Mayonnaise (sauce)

Mayonnaise (sauce) : La mayonnaise est une sauce émulsionnée froide, à base de jaune d’œuf, de moutarde, de vinaigre, d’huile, de sel et de poivre. En doublant la quantité de moutarde (avant ou après avoir émulsifié à l’huile), elle se transforme en rémoulade.
Certains en attribuent l’invention au duc de Richelieu, qui, ayant pris aux Anglais et aux Prussiens Port-Mahon, capitale de l’île de Minorque le 28 juin 1756, aurait baptisé « malhonnaise » cette sauce qu’il fut (lui ou son cuisinier) le premier à réaliser.
La célèbre sauce a conquis la gastronomie française au XVIIIe siècle, pour s’imposer ensuite dans le monde entier.
Les Mahonnais la font encore de nos jours au mortier, en faisant émulsionner de minces filets d’huile d’olive aux jaunes d’œufs avec un peu de sel fin et en ajoutant (ou non) de l’ail.
D’autres assurent que son nom est lié à celui de la ville de Bayonne, dont elle aurait été une spécialité. Le cuisinier Antonin Carême, quant à lui, prétendait que le terme dérivait du verbe « manier » et l’appelait la « magnonnaise » ou « magnionnaise »».
Enfin, Prosper Montagne suggéra que le mot était « une déformation populaire de moyeunoise, dérivant de l’ancien français moyeu signifiant jaune d’œuf ». Des ingrédients complémentaires, incorporés dans une mayonnaise simple, permettent d’obtenir une gamme très variée de sauces dérivées : andalouse, chili, italienne, tartare, verte, Cambridge, indienne (curry) ; paprika, fines herbes. Pour que l’émulsion soit réussie, tous les ingrédients doivent être à la même température ; certains suggèrent de laisser reposer quelques minutes le jaune dans la moutarde avant d’ajouter l’huile. On peut éventuellement remonter une mayonnaise tournée en lui incorporant petit à petit un nouveau jaune d’œuf, un peu de moutarde, quelques gouttes de vinaigre ou d’eau. On ne la réserve jamais dans le réfrigérateur, mais dans un endroit frais.

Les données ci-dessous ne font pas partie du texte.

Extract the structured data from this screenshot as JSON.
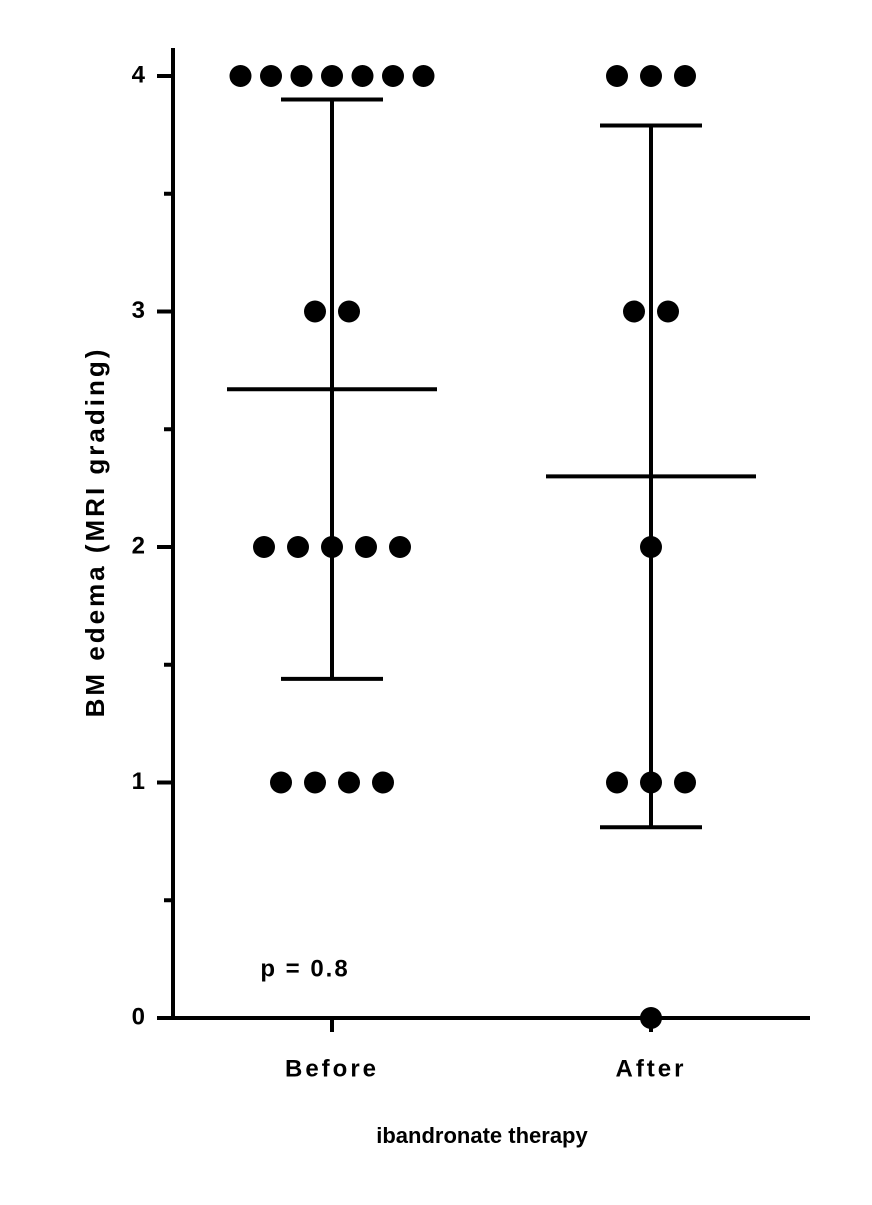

La mayonnaise dans la littérature : À Burlington, dans le Vermont (États-Unis d’Amérique), a été créée une Brautigan Library du nom de l’écrivain et poète américain Richard Brautigan (1935-1984) , dont la principale particularité est d’accueillir uniquement des manuscrits refusés par les éditeurs. On y utilise des pots de mayonnaise en guise de presse-livres, en hommage à son roman La Pêche à la truite en Amérique, qui se termine par le mot « mayonnaise ». De plus, le système de classification utilisé dans cette bibliothèque est le Mayonnaise system, inspiré par la classification de la bibliothèque imaginée par Brautigan dans son livre L’Avortement : les livres sont classés dans des catégories telles que l’amour, le futur, l’aventure et tout le reste.

Citation de l’écrivain français Michel Houellebecq : « Il me semble qu’à chaque fois j’ai pris des bulots mayonnaise  et un homard Thermidor et qu’à chaque fois j’ai trouvé ça bon,  je n’ai jamais éprouvé le besoin ni même le désir d’explorer le reste de la carte. »  in Sérotonine (2019, Flammarion).

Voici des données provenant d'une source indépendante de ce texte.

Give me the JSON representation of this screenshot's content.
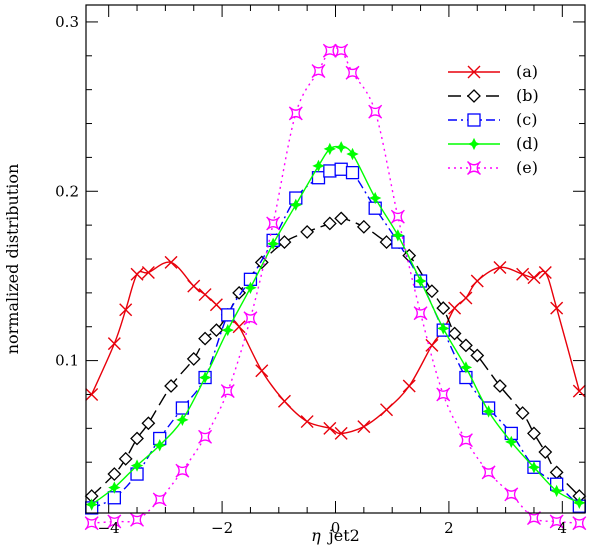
{
  "chart_data": {
    "type": "line",
    "xlabel_symbol": "η",
    "xlabel_text": "jet2",
    "ylabel": "normalized distribution",
    "xlim": [
      -4.4,
      4.4
    ],
    "ylim": [
      0.01,
      0.31
    ],
    "x_ticks": [
      -4,
      -2,
      0,
      2,
      4
    ],
    "x_tick_labels": [
      "−4",
      "−2",
      "0",
      "2",
      "4"
    ],
    "y_ticks": [
      0.1,
      0.2,
      0.3
    ],
    "y_tick_labels": [
      "0.1",
      "0.2",
      "0.3"
    ],
    "grid": false,
    "legend_position": "top-right",
    "series": [
      {
        "name": "(a)",
        "color": "#e8000b",
        "dash": "solid",
        "marker": "x",
        "x": [
          -4.3,
          -3.9,
          -3.7,
          -3.5,
          -3.3,
          -2.9,
          -2.5,
          -2.3,
          -2.1,
          -1.9,
          -1.7,
          -1.3,
          -0.9,
          -0.5,
          -0.1,
          0.1,
          0.5,
          0.9,
          1.3,
          1.7,
          1.9,
          2.1,
          2.3,
          2.5,
          2.9,
          3.3,
          3.5,
          3.7,
          3.9,
          4.3
        ],
        "values": [
          0.08,
          0.11,
          0.13,
          0.151,
          0.152,
          0.158,
          0.144,
          0.139,
          0.133,
          0.126,
          0.12,
          0.094,
          0.076,
          0.064,
          0.06,
          0.057,
          0.061,
          0.071,
          0.085,
          0.109,
          0.118,
          0.131,
          0.137,
          0.147,
          0.155,
          0.151,
          0.149,
          0.152,
          0.131,
          0.082
        ]
      },
      {
        "name": "(b)",
        "color": "#000000",
        "dash": "long-dash",
        "marker": "diamond",
        "x": [
          -4.3,
          -3.9,
          -3.7,
          -3.5,
          -3.3,
          -2.9,
          -2.5,
          -2.3,
          -2.1,
          -1.9,
          -1.7,
          -1.3,
          -0.9,
          -0.5,
          -0.1,
          0.1,
          0.5,
          0.9,
          1.3,
          1.7,
          1.9,
          2.1,
          2.3,
          2.5,
          2.9,
          3.3,
          3.5,
          3.7,
          3.9,
          4.3
        ],
        "values": [
          0.02,
          0.033,
          0.042,
          0.054,
          0.063,
          0.085,
          0.101,
          0.113,
          0.118,
          0.127,
          0.14,
          0.158,
          0.17,
          0.176,
          0.181,
          0.184,
          0.179,
          0.17,
          0.162,
          0.141,
          0.131,
          0.116,
          0.109,
          0.103,
          0.085,
          0.069,
          0.057,
          0.046,
          0.034,
          0.02
        ]
      },
      {
        "name": "(c)",
        "color": "#0000ff",
        "dash": "dash-dot",
        "marker": "square",
        "x": [
          -4.3,
          -3.9,
          -3.5,
          -3.1,
          -2.7,
          -2.3,
          -1.9,
          -1.5,
          -1.1,
          -0.7,
          -0.3,
          -0.1,
          0.1,
          0.3,
          0.7,
          1.1,
          1.5,
          1.9,
          2.3,
          2.7,
          3.1,
          3.5,
          3.9,
          4.3
        ],
        "values": [
          0.013,
          0.019,
          0.033,
          0.054,
          0.072,
          0.09,
          0.127,
          0.148,
          0.171,
          0.196,
          0.208,
          0.212,
          0.213,
          0.211,
          0.19,
          0.17,
          0.147,
          0.118,
          0.09,
          0.072,
          0.057,
          0.037,
          0.027,
          0.014
        ]
      },
      {
        "name": "(d)",
        "color": "#00ff00",
        "dash": "solid",
        "marker": "star",
        "x": [
          -4.3,
          -3.9,
          -3.5,
          -3.1,
          -2.7,
          -2.3,
          -1.9,
          -1.5,
          -1.1,
          -0.7,
          -0.3,
          -0.1,
          0.1,
          0.3,
          0.7,
          1.1,
          1.5,
          1.9,
          2.3,
          2.7,
          3.1,
          3.5,
          3.9,
          4.3
        ],
        "values": [
          0.015,
          0.025,
          0.038,
          0.05,
          0.065,
          0.09,
          0.118,
          0.143,
          0.169,
          0.192,
          0.215,
          0.225,
          0.226,
          0.222,
          0.196,
          0.174,
          0.147,
          0.119,
          0.096,
          0.07,
          0.052,
          0.037,
          0.023,
          0.016
        ]
      },
      {
        "name": "(e)",
        "color": "#ff00ff",
        "dash": "dotted",
        "marker": "astroid",
        "x": [
          -4.3,
          -3.9,
          -3.5,
          -3.1,
          -2.7,
          -2.3,
          -1.9,
          -1.5,
          -1.1,
          -0.7,
          -0.3,
          -0.1,
          0.1,
          0.3,
          0.7,
          1.1,
          1.5,
          1.9,
          2.3,
          2.7,
          3.1,
          3.5,
          3.9,
          4.3
        ],
        "values": [
          0.004,
          0.005,
          0.006,
          0.018,
          0.035,
          0.055,
          0.082,
          0.125,
          0.181,
          0.246,
          0.271,
          0.283,
          0.283,
          0.27,
          0.247,
          0.185,
          0.128,
          0.08,
          0.053,
          0.034,
          0.021,
          0.007,
          0.005,
          0.004
        ]
      }
    ]
  }
}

Voir aussi Mayonnaise sous Argot de bouche.

Emplois de la mayonnaise : La mayonnaise est servie en saucière pour accompagner des mets froids ; elle peut aussi être employée comme élément de décor (dressée à la poche à douille cannelée) ou encore comme assaisonnement, par exemple dans la salade russe et les macédoines salées que l’on appelle parfois aussi, par extension, « mayonnaises ».
Collée à la gelée, elle sert à napper et à enrober des articles froids, ou à lier une salade.
La mayonnaise est aussi la sauce d’accompagnement obligatoire des fondues de viande (bourguignonne, chinoise,…) et on la décline en de multiples versions : paprika, curry, poivre noir ou poivre vert, aux fines herbes, à l’ail, à la ketchup, à la sauce Worcestershire,…
Par tournure elliptique (*), on dit : un colin mayonnaise, un œuf mayonnaise, des asperges mayonnaise,…
(*) Éllipse : Omission syntaxique ou stylistique d’un ou plusieurs éléments dans un énoncé qui reste néanmoins compréhensible.